The project, run by Nova Scotia's Community Justice Society, is based on the premise that violence is a behavior which is acquired or learned. It aims to detect and interrupt violence related to gang activity by providing violence reduction services in the form of individualized therapy, academic and employability supports, and recreational activities to participants and their families. This project will help youth avoid gang crime related activities, disengage from gangs, and increase community connections, as well as learn skills to better contribute and grow.
- From April 2012 to March 2013, our Government funded 105 active, multi-year community-based crime prevention projects through the National Crime Prevention Centre, in which more than 16,000 at-risk youth participated.
- Since the creation of the Youth Gang Prevention Fund in 2007, $27.9 million in funding has been approved for a total of 19 projects in cities across Canada.
- Our Government has committed ongoing funding to support the Youth Gang Prevention Fund. This fund invests in communities where youth gangs are an existing or emerging threat, and supports initiatives that clearly target youth in gangs or at greatest risk of joining gangs.

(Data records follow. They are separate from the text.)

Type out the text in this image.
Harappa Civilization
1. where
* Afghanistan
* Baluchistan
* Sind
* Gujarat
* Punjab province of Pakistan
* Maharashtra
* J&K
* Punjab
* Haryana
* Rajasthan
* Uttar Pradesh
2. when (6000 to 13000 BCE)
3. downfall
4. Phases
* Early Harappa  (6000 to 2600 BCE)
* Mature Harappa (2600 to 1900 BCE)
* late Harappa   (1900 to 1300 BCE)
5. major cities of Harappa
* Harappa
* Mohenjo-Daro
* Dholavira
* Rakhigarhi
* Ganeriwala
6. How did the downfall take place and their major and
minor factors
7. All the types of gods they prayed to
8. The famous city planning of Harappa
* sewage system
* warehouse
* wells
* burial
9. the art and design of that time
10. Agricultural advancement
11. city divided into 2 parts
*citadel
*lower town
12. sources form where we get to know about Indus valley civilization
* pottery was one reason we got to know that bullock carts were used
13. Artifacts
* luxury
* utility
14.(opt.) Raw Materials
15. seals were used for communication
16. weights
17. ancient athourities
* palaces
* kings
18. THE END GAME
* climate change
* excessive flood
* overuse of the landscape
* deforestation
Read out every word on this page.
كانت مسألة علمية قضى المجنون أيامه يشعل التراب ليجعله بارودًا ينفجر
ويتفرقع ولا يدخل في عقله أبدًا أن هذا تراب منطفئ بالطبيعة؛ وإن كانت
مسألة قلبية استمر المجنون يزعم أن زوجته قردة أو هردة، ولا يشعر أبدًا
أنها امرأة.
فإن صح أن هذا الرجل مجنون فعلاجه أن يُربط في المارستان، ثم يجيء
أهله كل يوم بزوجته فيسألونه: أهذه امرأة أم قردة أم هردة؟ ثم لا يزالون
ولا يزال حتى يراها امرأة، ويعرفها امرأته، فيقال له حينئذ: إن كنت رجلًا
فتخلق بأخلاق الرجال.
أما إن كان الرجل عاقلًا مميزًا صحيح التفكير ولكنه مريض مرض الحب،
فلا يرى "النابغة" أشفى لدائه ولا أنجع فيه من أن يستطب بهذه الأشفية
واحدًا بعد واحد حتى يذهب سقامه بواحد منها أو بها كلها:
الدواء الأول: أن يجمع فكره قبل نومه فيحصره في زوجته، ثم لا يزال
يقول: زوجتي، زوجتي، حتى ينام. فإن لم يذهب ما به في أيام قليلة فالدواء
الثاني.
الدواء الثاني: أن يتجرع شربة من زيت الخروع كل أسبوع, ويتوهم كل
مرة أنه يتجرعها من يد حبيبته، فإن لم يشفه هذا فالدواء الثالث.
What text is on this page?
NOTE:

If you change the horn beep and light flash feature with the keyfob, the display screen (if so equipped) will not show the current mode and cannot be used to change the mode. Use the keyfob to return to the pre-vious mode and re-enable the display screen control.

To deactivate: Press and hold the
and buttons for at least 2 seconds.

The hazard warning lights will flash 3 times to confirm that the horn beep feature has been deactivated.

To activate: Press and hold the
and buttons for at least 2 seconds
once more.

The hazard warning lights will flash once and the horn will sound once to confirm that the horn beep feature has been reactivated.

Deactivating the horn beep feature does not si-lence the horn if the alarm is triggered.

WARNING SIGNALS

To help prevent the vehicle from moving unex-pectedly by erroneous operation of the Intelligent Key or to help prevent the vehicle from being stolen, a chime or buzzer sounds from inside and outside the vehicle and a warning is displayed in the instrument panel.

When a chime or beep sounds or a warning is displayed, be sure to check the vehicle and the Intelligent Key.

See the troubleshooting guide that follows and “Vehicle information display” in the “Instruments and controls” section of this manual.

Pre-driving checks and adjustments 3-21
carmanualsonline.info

“The safety of our communities is an effort that includes the participation of all members of our society, including youth vulnerable to crime. Our Government is working closely with our partners here in Halifax, and across the country, to enhance public safety and give youth tools by which to grow and contribute positively to their communities. By supporting projects such as this one, we are delivering on our promise to Nova Scotians, by helping youth stay away from crime and ensuring our families and communities are better protected. Together, we can build a stronger, safer country for generations to come.”
- The Honourable Peter MacKay, Regional Minister for Nova Scotia, Minister of Justice and Attorney General of Canada
“We are tackling crime and building safer communities for Canadians. Reducing crime requires a sustained and joint effort – from Government, from law enforcement, and from individuals and organizations in our communities. Projects like CeaseFire keep our streets and communities safe while providing youth with the tools to help them make smart choices.”
- The Honourable Steven Blaney, Minister of Public Safety and Emergency Preparedness
“All Nova Scotians want to live in safe communities free from violence. To help achieve this, we need to learn how to move youth away from violence. By working with partners like the Community Justice Society and our federal colleagues we're hopeful the successful Ceasefire program will reduce gun violence and save young lives in our province.”
- The Honourable Lena Metlege Diab, Minister of Justice and Attorney General of Nova Scotia
“The Community Justice Society is delighted and excited to have the opportunity to be part of this unique project CeaseFire/Cure Violence where a public health model to stop shootings and killings is used. The model combines Science and Street Outreach to track where violence is heating up and then cool the situation down. The ultimate goal is to save lives- we believe that this project will have a positive impact on our communities.”
- Yvonne Atwell, Executive Director of the Community Justice Society.